Recovering the ball at their 10 yard line after the stop kept the game scoreless, junior quarterback Chris Laviano connected with Grant on a 76 yard play that finished at Iowa’s 3 yard line.
The Trilby, Florida, native beat a pair of defenders at the beginning of the play but was unable to pass the last hurdle as Hawkeyes’ senior defensive back Desmond King caught up and made the tackle.
The play ended with King incidentally stomping on Grant’s right ankle, the same one that’s been taped up throughout the season and a majority of training camp, forcing him to be carted off the field and ending his participation in the contest. The severity of the injury is unknown — Ash chose not to comment in his post-game press conference as he had yet to speak to an athletic trainer.
With four opportunities to go three yards to score a touchdown, the Knights brought out true freshman quarterback Tylin Oden to play behind center. Having gained 12 yards on one rushing attempt in the previous drive, Oden was held to one yard of gain on two attempts.
“They were playing on the internal gaps, so we tried and get on the edge with Tylin,” said offensive coordinator Drew Mehringer on the reasoning behind the play call, before explaining why it didn’t work. “Bless his heart, he just doesn’t have enough ass behind him to punch it in.”
Like the last drive, Laviano was brought out on third down, but he too was stuffed at the line of scrimmage, losing a yard on the play.
After a timeout, Rutgers elected to go for it on fourth down just as Iowa did on the opposite end minutes earlier.
Redshirt freshman receiver Jawuan Harris motioned to Laviano’s left and after many Hawkeyes bit on a fake handoff to junior running back Robert Martin running to the right, the quarterback and his receiver rolled towards the left side of the endzone.
With one defender to beat, Laviano elected to hold the ball rather than pitching it to Harris. He was held to no gain and the Knights left a once promising drive without scoring a point.
In four trips to the redzone, Rutgers converted just once, a statistic Mehringer said makes him “sick to his stomach.”
“Offensively, not the production from a standpoint that we were looking for,” he said. “We did some things out in the open field that I thought were good. But the lack of execution in short yardage and redzone … We as coaches have to do a better job in those situations of getting our guys in the right frame of mind or finding out ways of getting those guys into position to execute and convert in those situations.”
The lone conversion came on a 14-yard touchdown reception from senior wide receiver Andre Patton to tie the game at seven in the first drive of the fourth quarter after Iowa took the lead with 34 seconds remaining in the second.
The Knights’ defense kept the Hawkeyes’ offense quiet for most of the afternoon and had their best drive following the touchdown, twice sacking C.J. Beathard and forcing a seventh punt in nine drives.
Once again owning all the momentum, Rutgers’ offense was unable to take advantage of the defense's performance, losing a fumble deep in their own territory on a strange play in which Patton was stripped of the ball upon catching it.
“I personally don’t think I had the ball all the way through, so I was fighting to get control of the ball,” he said. “It was an unfortunate call.
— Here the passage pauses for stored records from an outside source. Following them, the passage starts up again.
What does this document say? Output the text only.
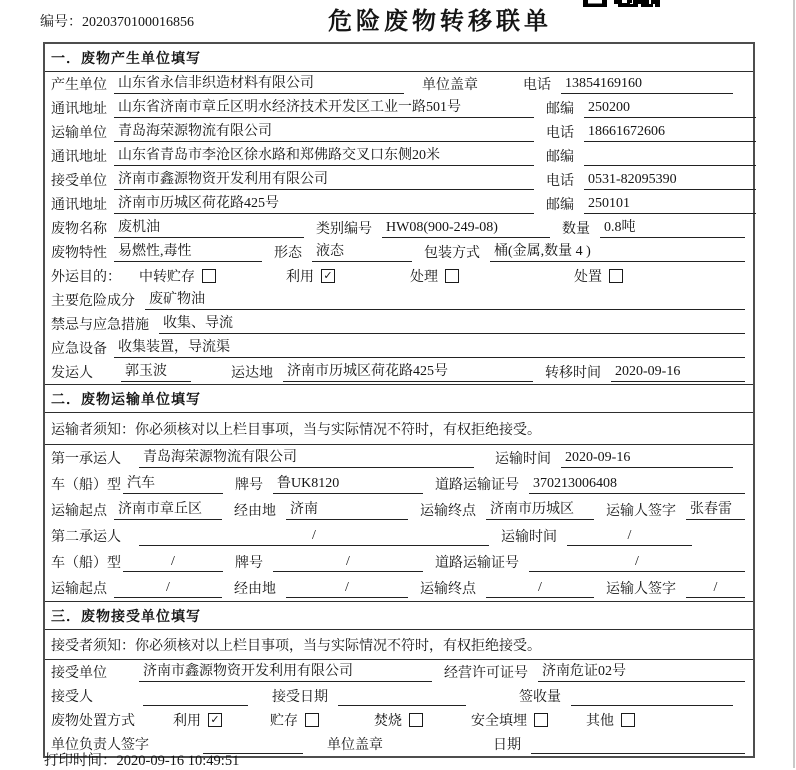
编号：2020370100016856	危险废物转移联单
一．废物产生单位填写
产生单位 山东省永信非织造材料有限公司	单位盖章	电话 13854169160
通讯地址 山东省济南市章丘区明水经济技术开发区工业一路501号	邮编 250200
运输单位 青岛海荣源物流有限公司	电话 18661672606
通讯地址 山东省青岛市李沧区徐水路和郑佛路交叉口东侧20米	邮编
接受单位 济南市鑫源物资开发利用有限公司	电话 0531-82095390
通讯地址 济南市历城区荷花路425号	邮编 250101
废物名称 废机油	类别编号 HW08(900-249-08)	数量 0.8吨
废物特性 易燃性,毒性	形态 液态	包装方式 桶(金属,数量 4 )
外运目的： 中转贮存	利用 ✓	处理	处置
主要危险成分 废矿物油
禁忌与应急措施 收集、导流
应急设备 收集装置，导流渠
发运人	郭玉波	运达地 济南市历城区荷花路425号	转移时间 2020-09-16
二．废物运输单位填写
运输者须知：你必须核对以上栏目事项，当与实际情况不符时，有权拒绝接受。
第一承运人	青岛海荣源物流有限公司	运输时间 2020-09-16
车（船）型 汽车	牌号 鲁UK8120	道路运输证号 370213006408
运输起点 济南市章丘区	经由地 济南	运输终点 济南市历城区	运输人签字 张春雷
第二承运人	/	运输时间	/
车（船）型	/	牌号	/	道路运输证号	/
运输起点	/	经由地	/	运输终点	/	运输人签字	/
三．废物接受单位填写
接受者须知：你必须核对以上栏目事项，当与实际情况不符时，有权拒绝接受。
接受单位	济南市鑫源物资开发利用有限公司	经营许可证号 济南危证02号
接受人	接受日期	签收量
废物处置方式	利用 ✓	贮存	焚烧	安全填埋	其他
单位负责人签字	单位盖章	日期
打印时间：2020-09-16 10:49:51
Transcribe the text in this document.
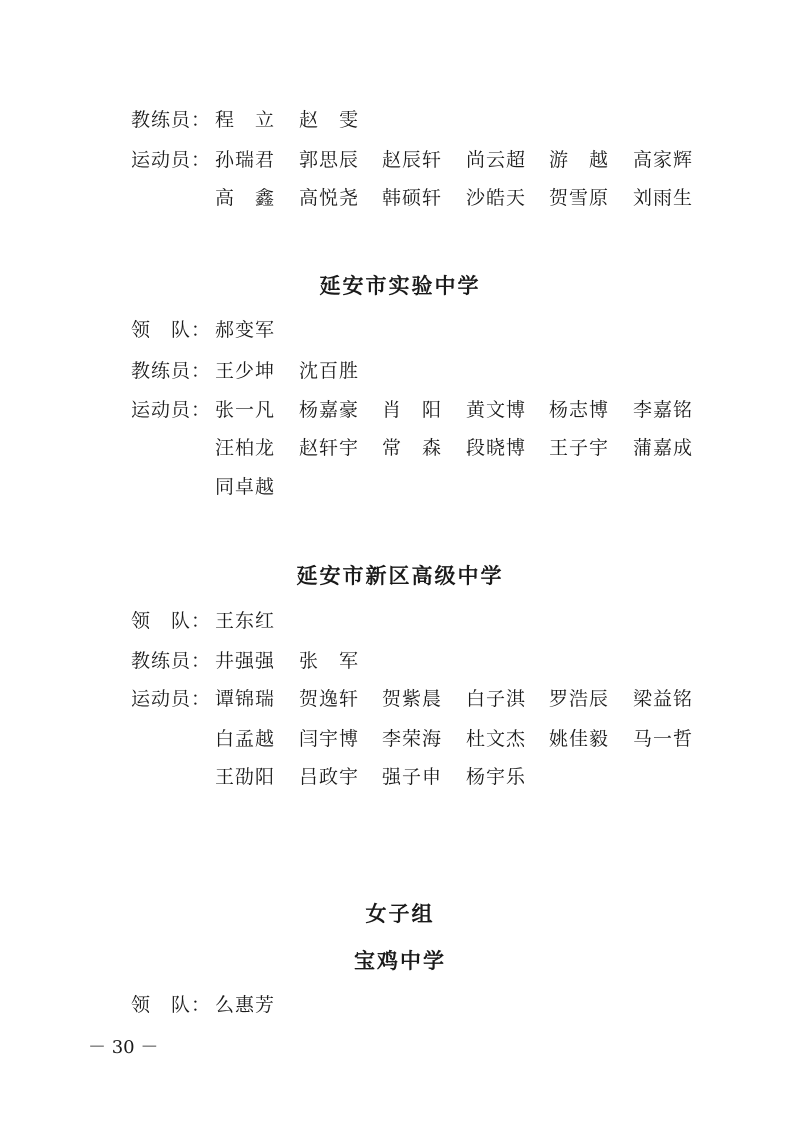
教练员： 程　立	赵　雯
运动员： 孙瑞君	郭思辰	赵辰轩	尚云超	游　越	高家辉
高　鑫	高悦尧	韩硕轩	沙皓天	贺雪原	刘雨生
延安市实验中学
领　队： 郝变军
教练员： 王少坤	沈百胜
运动员： 张一凡	杨嘉豪	肖　阳	黄文博	杨志博	李嘉铭
汪柏龙	赵轩宇	常　森	段晓博	王子宇	蒲嘉成
同卓越
延安市新区高级中学
领　队： 王东红
教练员： 井强强	张　军
运动员： 谭锦瑞	贺逸轩	贺紫晨	白子淇	罗浩辰	梁益铭
白孟越	闫宇博	李荣海	杜文杰	姚佳毅	马一哲
王劭阳	吕政宇	强子申	杨宇乐
女子组
宝鸡中学
领　队： 么惠芳
－ 30 －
So I just played and can’t really do nothing about it.”
It took Iowa one play to punish the Knights.
Akrum Wadley, a Newark native who didn’t receive an offer from Rutgers when he was a two-star running back out of Weehaquic High School, rushed 26 yards to the house to score what ended up being the game-winning touchdown.
Rutgers had five minutes remaining to tie the game and it moved the ball down to Iowa’s 25, but failed once again to convert, turning the ball over on downs.
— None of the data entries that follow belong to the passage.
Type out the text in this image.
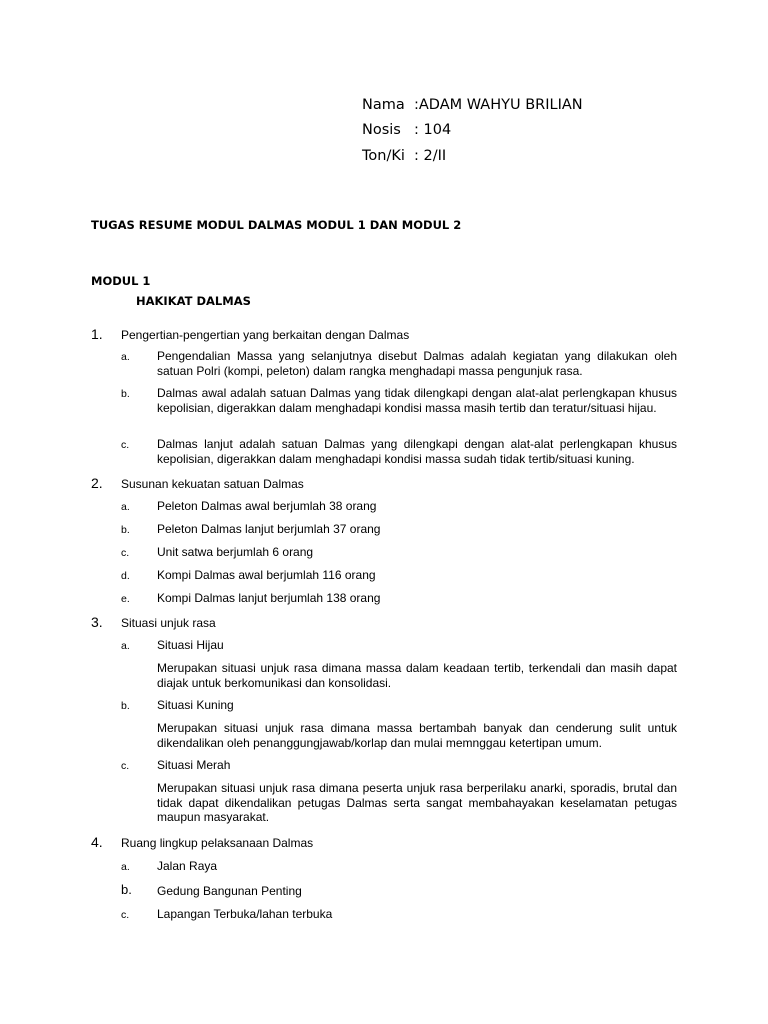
Nama :ADAM WAHYU BRILIAN
Nosis : 104
Ton/Ki : 2/II
TUGAS RESUME MODUL DALMAS MODUL 1 DAN MODUL 2
MODUL 1
HAKIKAT DALMAS
1. Pengertian-pengertian yang berkaitan dengan Dalmas
a. Pengendalian Massa yang selanjutnya disebut Dalmas adalah kegiatan yang dilakukan oleh satuan Polri (kompi, peleton) dalam rangka menghadapi massa pengunjuk rasa.
b. Dalmas awal adalah satuan Dalmas yang tidak dilengkapi dengan alat-alat perlengkapan khusus kepolisian, digerakkan dalam menghadapi kondisi massa masih tertib dan teratur/situasi hijau.
c. Dalmas lanjut adalah satuan Dalmas yang dilengkapi dengan alat-alat perlengkapan khusus kepolisian, digerakkan dalam menghadapi kondisi massa sudah tidak tertib/situasi kuning.
2. Susunan kekuatan satuan Dalmas
a. Peleton Dalmas awal berjumlah 38 orang
b. Peleton Dalmas lanjut berjumlah 37 orang
c. Unit satwa berjumlah 6 orang
d. Kompi Dalmas awal berjumlah 116 orang
e. Kompi Dalmas lanjut berjumlah 138 orang
3. Situasi unjuk rasa
a. Situasi Hijau
Merupakan situasi unjuk rasa dimana massa dalam keadaan tertib, terkendali dan masih dapat diajak untuk berkomunikasi dan konsolidasi.
b. Situasi Kuning
Merupakan situasi unjuk rasa dimana massa bertambah banyak dan cenderung sulit untuk dikendalikan oleh penanggungjawab/korlap dan mulai memnggau ketertipan umum.
c. Situasi Merah
Merupakan situasi unjuk rasa dimana peserta unjuk rasa berperilaku anarki, sporadis, brutal dan tidak dapat dikendalikan petugas Dalmas serta sangat membahayakan keselamatan petugas maupun masyarakat.
4. Ruang lingkup pelaksanaan Dalmas
a. Jalan Raya
b. Gedung Bangunan Penting
c. Lapangan Terbuka/lahan terbuka
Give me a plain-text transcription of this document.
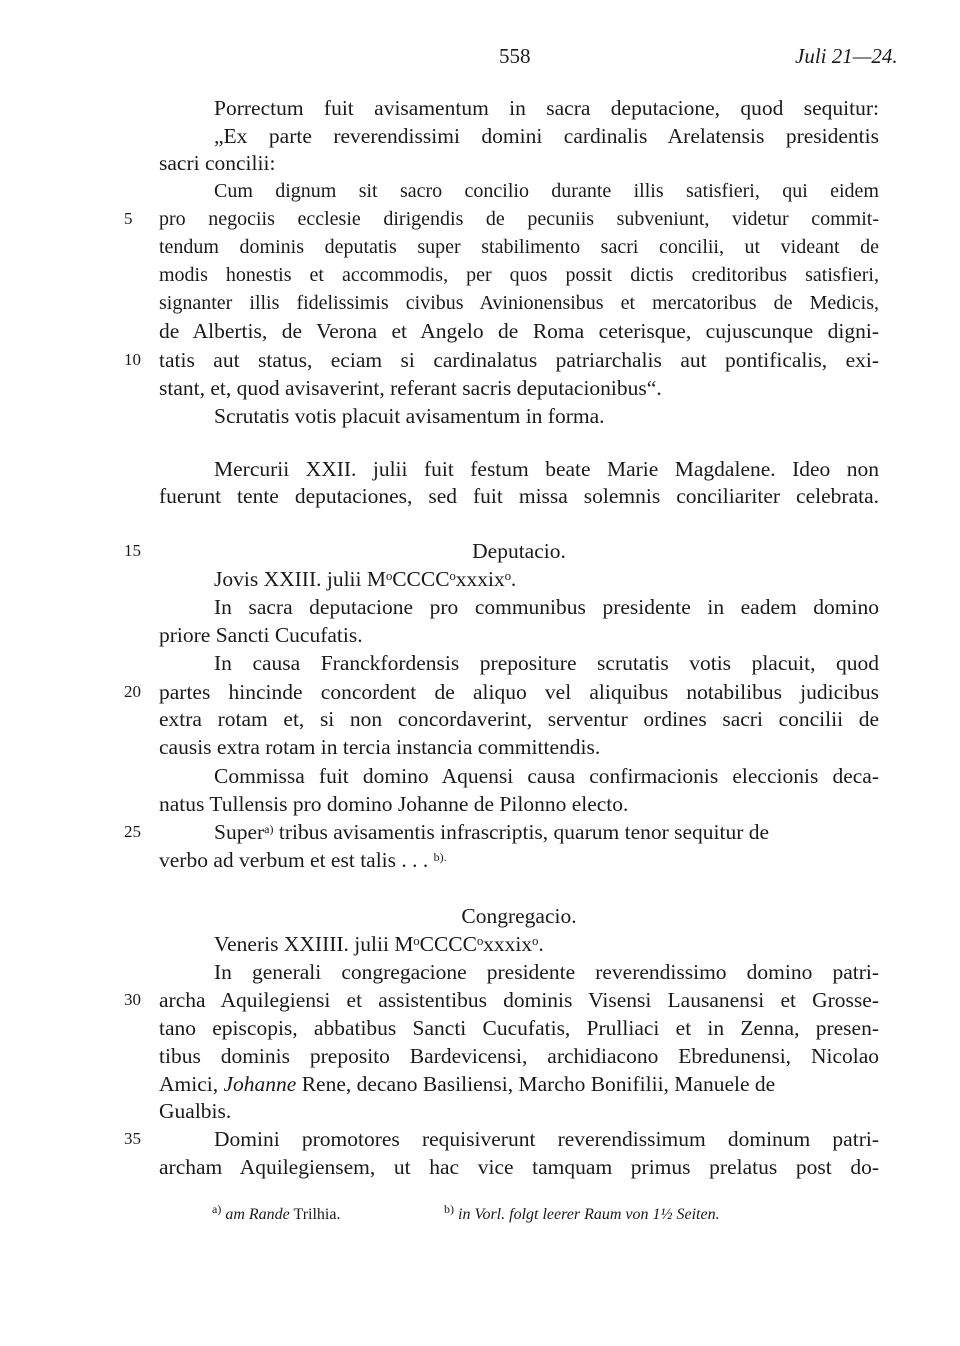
558	Juli 21—24.
5
10
15
20
25
30
35
Porrectum fuit avisamentum in sacra deputacione, quod sequitur:
„Ex parte reverendissimi domini cardinalis Arelatensis presidentis
sacri concilii:
Cum dignum sit sacro concilio durante illis satisfieri, qui eidem
pro negociis ecclesie dirigendis de pecuniis subveniunt, videtur commit-
tendum dominis deputatis super stabilimento sacri concilii, ut videant de
modis honestis et accommodis, per quos possit dictis creditoribus satisfieri,
signanter illis fidelissimis civibus Avinionensibus et mercatoribus de Medicis,
de Albertis, de Verona et Angelo de Roma ceterisque, cujuscunque digni-
tatis aut status, eciam si cardinalatus patriarchalis aut pontificalis, exi-
stant, et, quod avisaverint, referant sacris deputacionibus“.
Scrutatis votis placuit avisamentum in forma.
Mercurii XXII. julii fuit festum beate Marie Magdalene. Ideo non
fuerunt tente deputaciones, sed fuit missa solemnis conciliariter celebrata.
Deputacio.
Jovis XXIII. julii MᵒCCCCᵒxxxixᵒ.
In sacra deputacione pro communibus presidente in eadem domino
priore Sancti Cucufatis.
In causa Franckfordensis prepositure scrutatis votis placuit, quod
partes hincinde concordent de aliquo vel aliquibus notabilibus judicibus
extra rotam et, si non concordaverint, serventur ordines sacri concilii de
causis extra rotam in tercia instancia committendis.
Commissa fuit domino Aquensi causa confirmacionis eleccionis deca-
natus Tullensis pro domino Johanne de Pilonno electo.
Super$^{a)}$ tribus avisamentis infrascriptis, quarum tenor sequitur de
verbo ad verbum et est talis . . . $^{b).}$
Congregacio.
Veneris XXIIII. julii MᵒCCCCᵒxxxixᵒ.
In generali congregacione presidente reverendissimo domino patri-
archa Aquilegiensi et assistentibus dominis Visensi Lausanensi et Grosse-
tano episcopis, abbatibus Sancti Cucufatis, Prulliaci et in Zenna, presen-
tibus dominis preposito Bardevicensi, archidiacono Ebredunensi, Nicolao
Amici, Johanne Rene, decano Basiliensi, Marcho Bonifilii, Manuele de
Gualbis.
Domini promotores requisiverunt reverendissimum dominum patri-
archam Aquilegiensem, ut hac vice tamquam primus prelatus post do-
$^{a)}$ am Rande Trilhia.	$^{b)}$ in Vorl. folgt leerer Raum von 1½ Seiten.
The Hawkeyes were able to get two first downs, enough to bleed the clock as the Knights had no remaining timeouts. The upset bid was dead and Rutgers was handed a loss in its first conference game of the season.
“It stinks, because at that point (on the last first down), you knew the game was over. But from what I saw, we went out there and played our asses off,” Patton said. “We went out ... unfortunately, we didn’t come out with the win.”